Llevo puestos tus guantes. Unos guantes rojos de lana y grises de frío, con los que llegabas hasta mi. Con ellos acaricio las mañanas, antes de amanecer. Como hacia contigo. Me sirven para contar uno a uno, dedo a dedo, las sombras tuyas que encuentro por la casa, ahora que no estas. Son guantes de agarrar recuerdos.
Y unos calcetines que quedaron olvidados en una esquina del cajón de tu mesilla y me parecieron tristes. También me los puse. Por si les daban por llevarme hasta ti cualquier día. O mejor, todos los días.
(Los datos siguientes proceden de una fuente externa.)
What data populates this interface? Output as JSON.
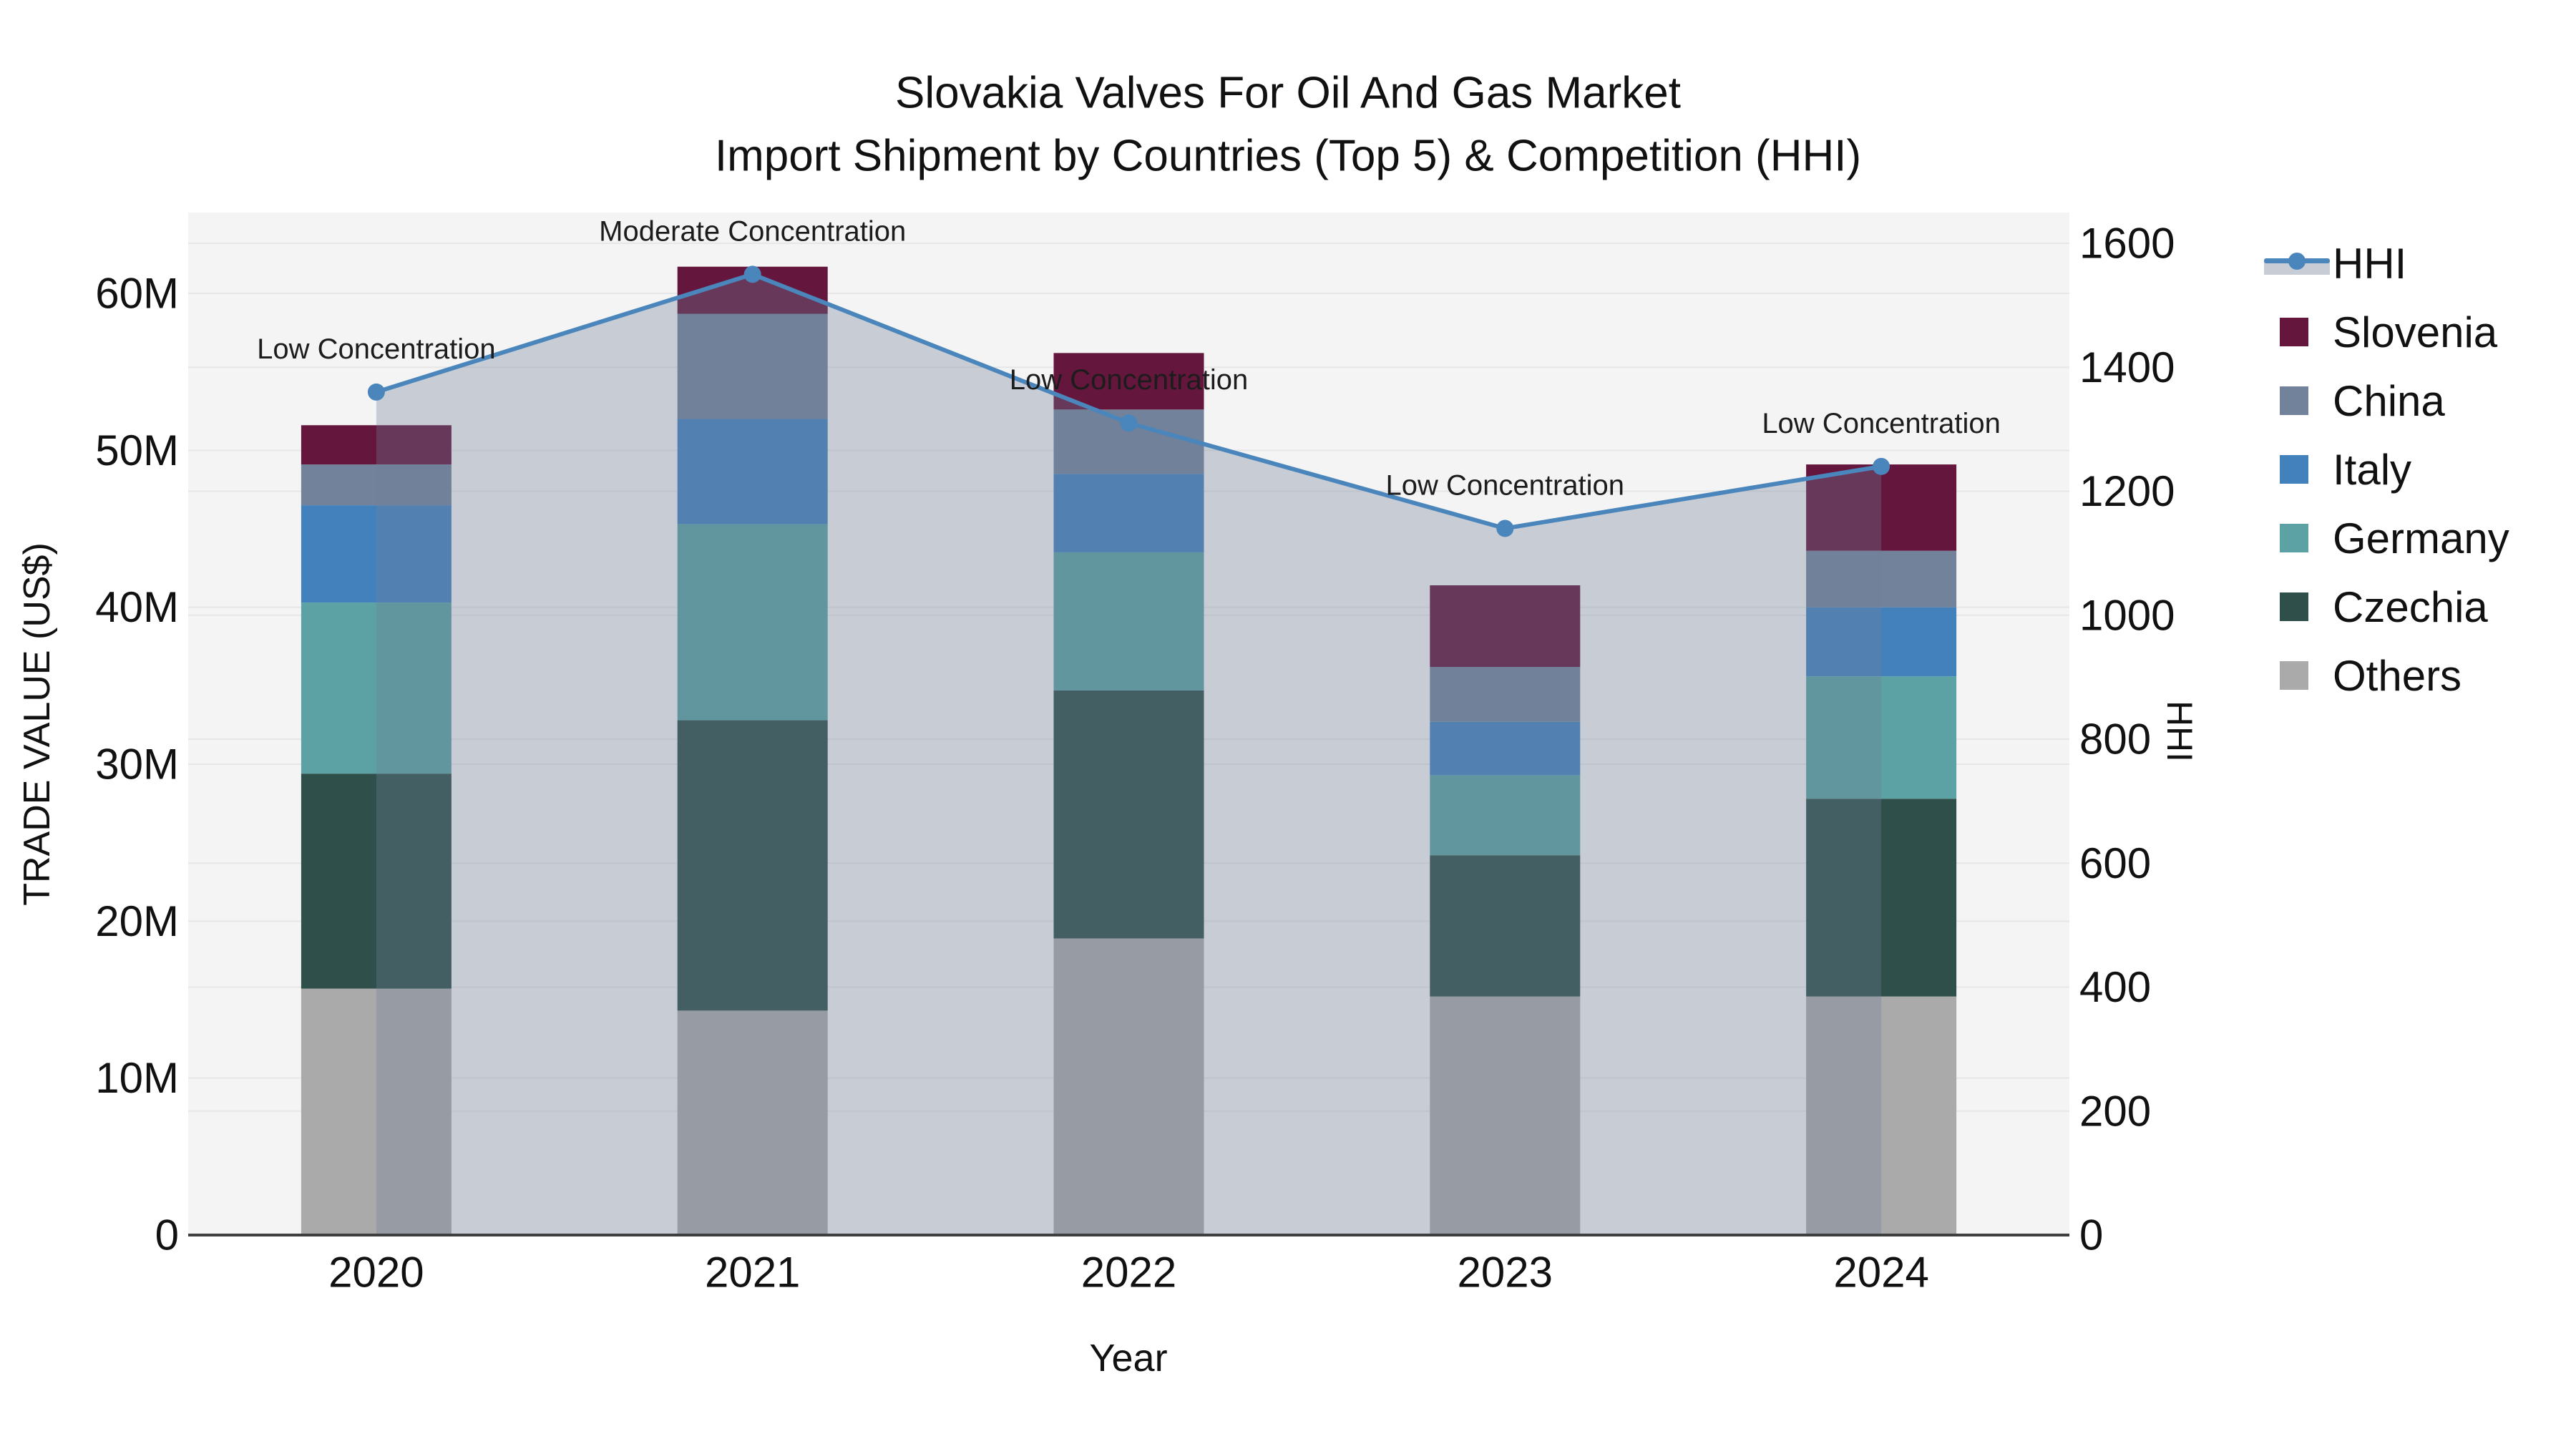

Además me colgué aquella bufanda que nos compramos a medias las primeras navidades que pasamos juntos. Tenia una punta tuya y otra mía. Recuerdo que la mía decidió irse contigo para siempre. Como yo. Tiene los flecos despeinados, así como tu cabello, difícil de domar, difícil de peinar. Como tu cabello.
Y abrí tu paraguas azul, uno pequeño casi infantil que apenas nos cubría la cabeza. Claro que aún andábamos juntos, tú y yo, los días de lluvia. Y los días de sol. Y las mañanas de domingo. Y las noches de verano. Y la vida era eterna.
Ahora, con estas pocas ilusiones que me arropan los silencios tan insoportables, espero que vuelvas, aquí sentado en el suelo, en el refugio-rincón que compartíamos hasta ayer, abrazando las piernas con mis manos, acurrucado, encogido, hecho un ovillo pequeño de esperanza, color verde.